Question

How to solve this?
$\displaystyle \lim_{h \to 0}\left(0-h\right)^2sin\dfrac{1}{h}$

Answer 1

We are given to solve a limit. For this we should be aware about several formulae related to the limit of sine functions. We will first solve the bracket involving the variable $h$. Then we will convert this into a standard limit of some form and after that we will put the value of $h$ as equal to 0 after we are able to remove it from the denominator.

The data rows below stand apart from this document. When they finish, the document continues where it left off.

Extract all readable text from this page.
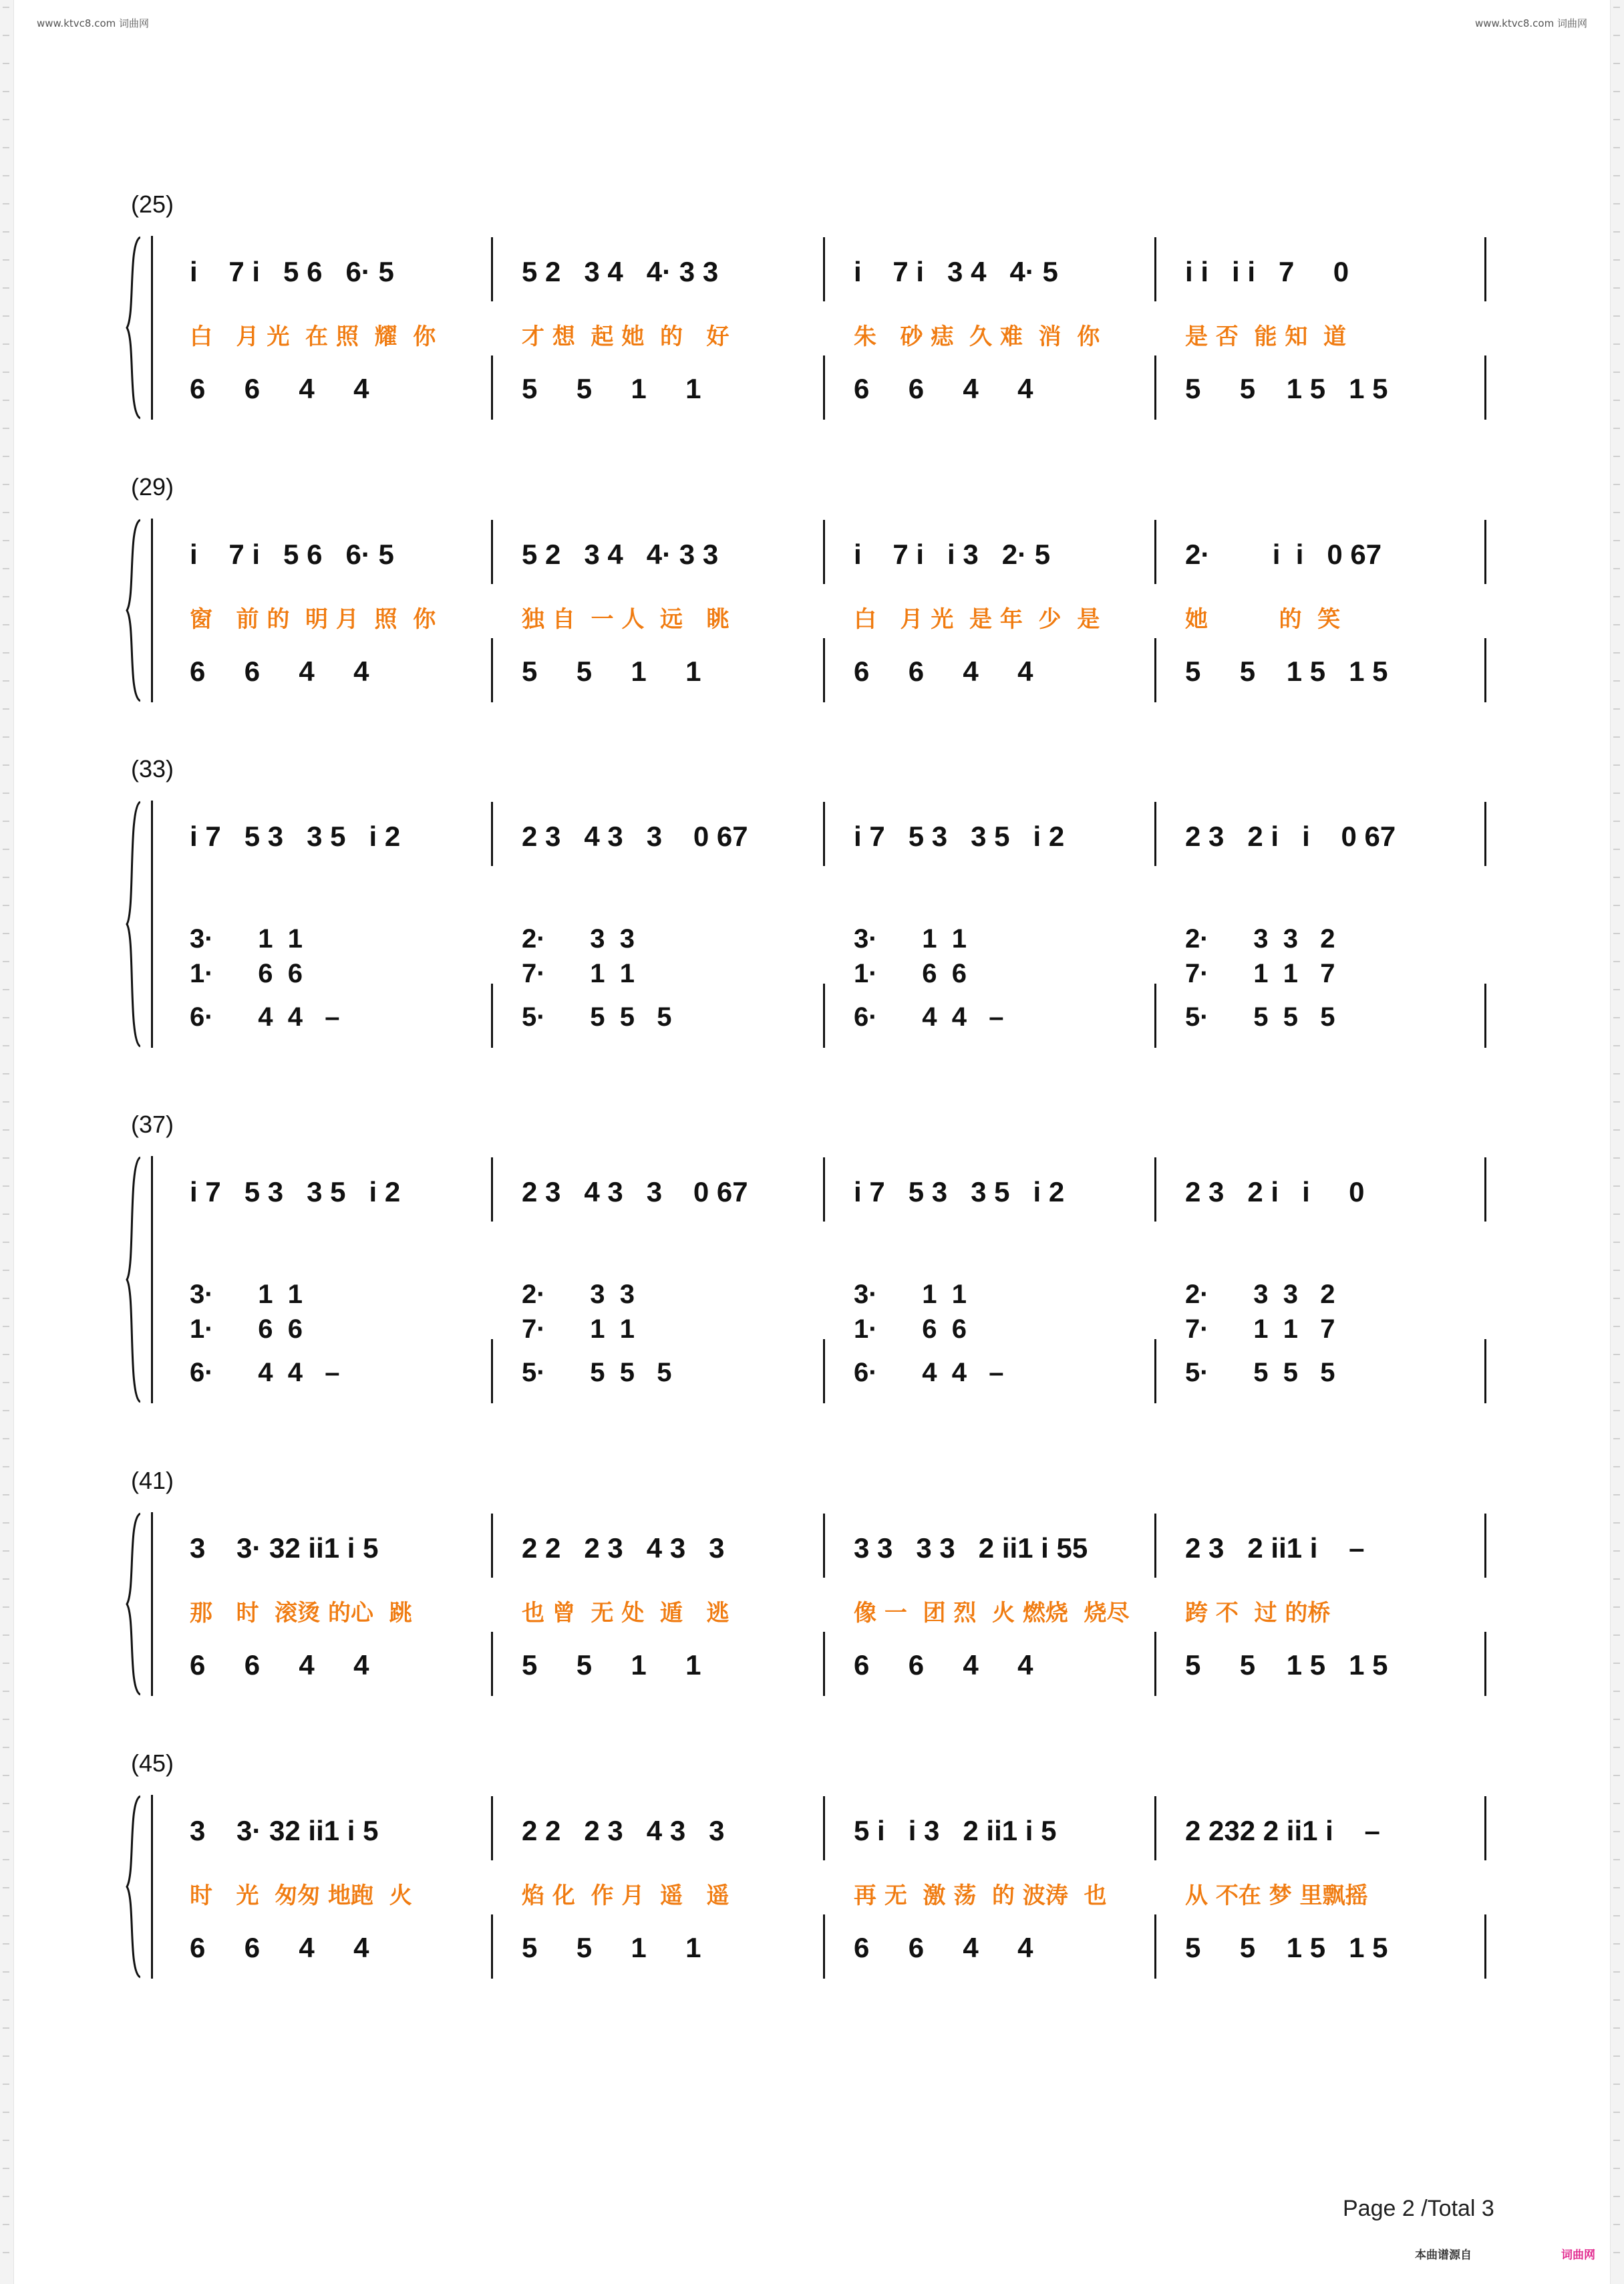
www.ktvc8.com 词曲网	www.ktvc8.com 词曲网
(25)
i    7 i   5 6   6· 5	5 2   3 4   4· 3 3	i    7 i   3 4   4· 5	i i   i i   7     0
白   月 光  在 照  耀  你	才 想  起 她  的   好	朱   砂 痣  久 难  消  你	是 否  能 知  道
6     6     4     4	5     5     1     1	6     6     4     4	5     5    1 5   1 5
(29)
i    7 i   5 6   6· 5	5 2   3 4   4· 3 3	i    7 i   i 3   2· 5	2·        i  i   0 67
窗   前 的  明 月  照  你	独 自  一 人  远   眺	白   月 光  是 年  少  是	她         的  笑
6     6     4     4	5     5     1     1	6     6     4     4	5     5    1 5   1 5
(33)
i 7   5 3   3 5   i 2	2 3   4 3   3    0 67	i 7   5 3   3 5   i 2	2 3   2 i   i    0 67
3·      1  1	2·      3  3	3·      1  1	2·      3  3   2
1·      6  6	7·      1  1	1·      6  6	7·      1  1   7
6·      4  4   –	5·      5  5   5	6·      4  4   –	5·      5  5   5
(37)
i 7   5 3   3 5   i 2	2 3   4 3   3    0 67	i 7   5 3   3 5   i 2	2 3   2 i   i     0
3·      1  1	2·      3  3	3·      1  1	2·      3  3   2
1·      6  6	7·      1  1	1·      6  6	7·      1  1   7
6·      4  4   –	5·      5  5   5	6·      4  4   –	5·      5  5   5
(41)
3    3· 32 ii1 i 5	2 2   2 3   4 3   3	3 3   3 3   2 ii1 i 55	2 3   2 ii1 i    –
那   时  滚烫 的心  跳	也 曾  无 处  遁   逃	像 一  团 烈  火 燃烧  烧尽	跨 不  过 的桥
6     6     4     4	5     5     1     1	6     6     4     4	5     5    1 5   1 5
(45)
3    3· 32 ii1 i 5	2 2   2 3   4 3   3	5 i   i 3   2 ii1 i 5	2 232 2 ii1 i    –
时   光  匆匆 地跑  火	焰 化  作 月  遥   遥	再 无  激 荡  的 波涛  也	从 不在 梦 里飘摇
6     6     4     4	5     5     1     1	6     6     4     4	5     5    1 5   1 5
Page 2 /Total 3
本曲谱源自	词曲网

Complete step-by-step solution:
We have $\displaystyle \lim_{h \to 0}\left(0-h\right)^2sin\dfrac{1}{h}$
We will first solve $\left(0-h\right)^2=h^2$
Now, we know the fact that:
$\displaystyle \lim_{h \to 0}h\times sin\dfrac{1}{h}=0$
We will use this fact here and calculate the result accordingly.
We write $\displaystyle \lim_{h \to 0}h^2sin\dfrac{1}{h}$ as $\displaystyle \lim_{h \to 0}h\times h\times sin\dfrac{1}{h}$
Now, we separate the limit on the product using the following fact:
If $f$ and $g$ are two continuous functions of $x$ then the following holds true for all $x$:
$\displaystyle \lim_{h \to a}f\left(x\right)\times g\left(x\right)=\displaystyle \lim_{h \to a}f\left(x\right)\times \displaystyle \lim_{h \to a}g\left(x\right)$
So, we have:
$\displaystyle \lim_{h \to 0}h^2sin\dfrac{1}{h}=\displaystyle \lim_{h \to 0}h\times \left(\displaystyle \lim_{h \to 0} h\times sin\dfrac{1}{h}\right)$
$=0\times 0=0$
Using the fact that $\displaystyle \lim_{h \to 0}h=0$
$\displaystyle \lim_{h \to 0}\left(0-h\right)^2sin\dfrac{1}{h}=0$
Hence, the answer has been found out to be 0.

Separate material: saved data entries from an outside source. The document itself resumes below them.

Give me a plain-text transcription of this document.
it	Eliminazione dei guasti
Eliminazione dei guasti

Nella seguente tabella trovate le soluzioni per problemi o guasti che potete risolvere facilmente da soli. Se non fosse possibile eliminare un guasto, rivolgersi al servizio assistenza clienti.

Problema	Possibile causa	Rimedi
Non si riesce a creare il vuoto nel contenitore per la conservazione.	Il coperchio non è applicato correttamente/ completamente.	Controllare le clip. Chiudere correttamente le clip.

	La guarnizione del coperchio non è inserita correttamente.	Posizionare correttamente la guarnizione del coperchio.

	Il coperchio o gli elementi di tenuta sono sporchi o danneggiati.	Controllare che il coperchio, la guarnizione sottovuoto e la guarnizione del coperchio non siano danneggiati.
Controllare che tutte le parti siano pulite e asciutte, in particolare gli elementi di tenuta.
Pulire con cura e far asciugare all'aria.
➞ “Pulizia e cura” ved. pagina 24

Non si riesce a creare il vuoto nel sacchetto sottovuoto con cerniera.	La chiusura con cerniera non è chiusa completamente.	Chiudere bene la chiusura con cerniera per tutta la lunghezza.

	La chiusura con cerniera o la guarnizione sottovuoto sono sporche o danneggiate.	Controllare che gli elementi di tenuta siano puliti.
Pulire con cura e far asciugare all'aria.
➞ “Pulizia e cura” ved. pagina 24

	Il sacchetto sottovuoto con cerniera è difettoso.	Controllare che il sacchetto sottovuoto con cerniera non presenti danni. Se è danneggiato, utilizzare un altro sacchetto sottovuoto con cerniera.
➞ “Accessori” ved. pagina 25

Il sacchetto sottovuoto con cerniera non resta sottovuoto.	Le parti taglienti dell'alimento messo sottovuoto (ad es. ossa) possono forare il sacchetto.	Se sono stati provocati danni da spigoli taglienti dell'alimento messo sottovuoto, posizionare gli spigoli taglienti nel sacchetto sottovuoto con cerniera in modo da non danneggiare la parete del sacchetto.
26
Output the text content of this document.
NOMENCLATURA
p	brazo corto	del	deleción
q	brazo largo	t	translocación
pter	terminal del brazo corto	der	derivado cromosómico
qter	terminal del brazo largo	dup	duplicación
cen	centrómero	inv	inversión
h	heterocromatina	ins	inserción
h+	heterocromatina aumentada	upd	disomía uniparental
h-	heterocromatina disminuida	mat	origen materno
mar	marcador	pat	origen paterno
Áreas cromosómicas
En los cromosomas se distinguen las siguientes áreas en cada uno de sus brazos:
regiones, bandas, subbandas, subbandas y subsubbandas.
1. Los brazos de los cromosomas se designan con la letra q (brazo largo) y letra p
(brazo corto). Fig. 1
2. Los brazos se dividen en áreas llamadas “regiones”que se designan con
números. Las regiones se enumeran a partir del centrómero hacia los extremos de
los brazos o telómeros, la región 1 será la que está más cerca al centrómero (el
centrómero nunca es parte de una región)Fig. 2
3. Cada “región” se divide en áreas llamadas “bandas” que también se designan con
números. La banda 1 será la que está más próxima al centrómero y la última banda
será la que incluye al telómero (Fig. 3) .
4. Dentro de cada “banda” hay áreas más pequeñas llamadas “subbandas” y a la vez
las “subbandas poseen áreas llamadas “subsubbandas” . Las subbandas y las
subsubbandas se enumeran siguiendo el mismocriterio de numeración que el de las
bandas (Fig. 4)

Note: You can directly use the formula that for any power of $n$ higher than 1 the result of $x^n sin\dfrac{1}{x}$ when $x\to 0$ is 0. Here n=2 which is greater than 1 hence we can directly write that the limit is 0. You should take care that if the limit is tending to 0 then the limit variable should not be present in the denominator. Always try to remove the variable in the denominator using formulae like used here and then put the limit.